Fast-forward six years, and we’re back at the NAB Convention. This time around, there’s research. Larry Rosin’s truly scary picture of 12-24 listening erosion. Mike Henry’s focus groups of young people. And everyone you talk to NOW says essentially the same thing – we’ve lost America’s youth, and that’s part of the problem with recruiting new talent for PDs, sales reps, and DJs.
But nothing’s happening. Why aren’t broadcasters taking those 4th or 5th loser stations in clusters and turning them into teen-targeted stations? Why aren’t more HD2 channels being turned over to the college radio broadcasters, and other young experimenters?

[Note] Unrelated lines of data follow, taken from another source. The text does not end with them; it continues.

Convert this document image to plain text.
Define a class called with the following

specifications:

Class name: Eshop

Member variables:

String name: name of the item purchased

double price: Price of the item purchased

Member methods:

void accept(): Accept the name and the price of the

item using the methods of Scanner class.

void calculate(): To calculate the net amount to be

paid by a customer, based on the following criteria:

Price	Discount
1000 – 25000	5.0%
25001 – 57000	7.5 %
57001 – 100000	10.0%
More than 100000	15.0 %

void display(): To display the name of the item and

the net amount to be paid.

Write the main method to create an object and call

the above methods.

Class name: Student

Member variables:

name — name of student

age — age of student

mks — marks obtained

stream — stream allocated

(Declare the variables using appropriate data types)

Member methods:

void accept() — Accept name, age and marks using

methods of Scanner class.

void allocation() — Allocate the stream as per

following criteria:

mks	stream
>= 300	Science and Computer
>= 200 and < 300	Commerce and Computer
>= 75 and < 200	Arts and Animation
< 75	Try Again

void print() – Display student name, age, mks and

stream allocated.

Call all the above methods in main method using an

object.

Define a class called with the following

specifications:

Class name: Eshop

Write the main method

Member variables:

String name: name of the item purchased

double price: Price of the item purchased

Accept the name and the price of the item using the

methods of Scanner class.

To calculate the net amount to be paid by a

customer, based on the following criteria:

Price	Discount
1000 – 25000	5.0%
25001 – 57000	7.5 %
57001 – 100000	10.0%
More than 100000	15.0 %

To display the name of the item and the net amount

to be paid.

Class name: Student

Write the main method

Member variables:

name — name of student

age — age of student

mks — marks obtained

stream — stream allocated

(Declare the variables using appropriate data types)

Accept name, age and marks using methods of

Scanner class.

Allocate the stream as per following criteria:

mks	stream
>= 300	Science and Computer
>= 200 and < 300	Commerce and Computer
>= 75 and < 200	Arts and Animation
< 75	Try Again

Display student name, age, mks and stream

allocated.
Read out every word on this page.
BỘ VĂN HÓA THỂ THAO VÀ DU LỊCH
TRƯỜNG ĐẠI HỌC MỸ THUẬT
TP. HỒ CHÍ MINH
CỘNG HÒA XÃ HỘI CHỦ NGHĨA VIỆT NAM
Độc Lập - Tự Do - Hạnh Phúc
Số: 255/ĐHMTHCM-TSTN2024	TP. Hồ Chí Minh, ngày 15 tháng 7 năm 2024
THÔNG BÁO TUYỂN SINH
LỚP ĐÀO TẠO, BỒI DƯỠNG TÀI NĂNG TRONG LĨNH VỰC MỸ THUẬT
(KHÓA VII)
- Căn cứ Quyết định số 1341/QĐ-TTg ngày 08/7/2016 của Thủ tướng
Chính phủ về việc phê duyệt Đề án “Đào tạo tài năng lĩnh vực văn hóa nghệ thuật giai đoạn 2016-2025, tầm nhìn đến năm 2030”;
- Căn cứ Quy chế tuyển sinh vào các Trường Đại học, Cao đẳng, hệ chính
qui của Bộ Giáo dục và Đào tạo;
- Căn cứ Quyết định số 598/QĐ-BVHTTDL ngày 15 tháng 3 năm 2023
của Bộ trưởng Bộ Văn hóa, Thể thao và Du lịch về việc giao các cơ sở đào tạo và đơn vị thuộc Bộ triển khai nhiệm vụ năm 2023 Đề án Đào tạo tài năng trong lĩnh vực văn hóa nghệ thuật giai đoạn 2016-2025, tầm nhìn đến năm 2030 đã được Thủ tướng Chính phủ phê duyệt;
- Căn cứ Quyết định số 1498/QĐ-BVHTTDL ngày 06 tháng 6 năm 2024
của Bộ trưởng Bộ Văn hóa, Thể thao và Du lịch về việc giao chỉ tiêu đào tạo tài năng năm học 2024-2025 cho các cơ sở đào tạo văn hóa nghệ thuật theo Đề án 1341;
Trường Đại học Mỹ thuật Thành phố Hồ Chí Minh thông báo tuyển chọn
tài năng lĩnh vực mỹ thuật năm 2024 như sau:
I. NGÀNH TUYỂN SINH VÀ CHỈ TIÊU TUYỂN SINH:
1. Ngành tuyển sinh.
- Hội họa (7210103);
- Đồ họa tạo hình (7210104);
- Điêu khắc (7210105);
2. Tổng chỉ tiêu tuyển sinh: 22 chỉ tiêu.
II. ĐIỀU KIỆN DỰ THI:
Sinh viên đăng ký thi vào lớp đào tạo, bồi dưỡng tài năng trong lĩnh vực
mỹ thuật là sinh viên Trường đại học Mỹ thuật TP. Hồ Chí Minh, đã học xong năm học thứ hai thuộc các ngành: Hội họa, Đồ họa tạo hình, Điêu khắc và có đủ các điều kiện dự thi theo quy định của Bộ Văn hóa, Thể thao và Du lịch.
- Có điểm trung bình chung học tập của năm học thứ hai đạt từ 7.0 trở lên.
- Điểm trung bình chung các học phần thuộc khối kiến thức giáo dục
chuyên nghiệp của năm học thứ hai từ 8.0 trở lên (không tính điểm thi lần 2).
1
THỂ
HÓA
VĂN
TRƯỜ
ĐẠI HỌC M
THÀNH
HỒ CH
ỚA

Why isn’t radio developing a true farm system of young people? Why do we have to replace the old Howard Stern Show with the old Opie & Anthony Show? Who is going to replace Bob & Tom, John Boy & Billy, and all those first and second generation morning shows when they finally hang up their headphones?
Broadcasters intellectually understand the issue because they’re smart, and they’re concerned about the future. But emotionally, they cannot seem to get past the selling difficulties presented by teen-targeted stations. So nothing happens. Our listeners are getting older, the advertising industry is writing off radio as a dinosaur medium, and we’re not replacing the audience with the youth necessary to energize the business. This goes well beyond selling youth demographics – it goes right to the heart of how radio is going to populate its stations with sales, management, programming, and on-air staff down the road.
The reason teens are hard for radio to sell to is that the hundreds of advertisers who focus on them (just watch MTV, read teen magazines, look at the web banner ads) have given up on radio. For too long, we have provided little viable programming to reach these coveted listeners. They’ve moved on. If we have any hope of getting them back, radio has to seriously launch an initiative.
And this blog entry is designed to stimulate just that. Radio’s biggest broadcasters need to launch a Teen Task Force – a consortium designed to confront and solve the youth problem. It’s not going to be easy, but we have to have programming acumen and talent to make it happen. It just requires a commitment from the nation’s top broadcasters. I’m volunteering my services here, and personnel from Jacobs Media to help make this happen.
Who’s going to be the first to step up and finally address perhaps the industry’s #1 problem?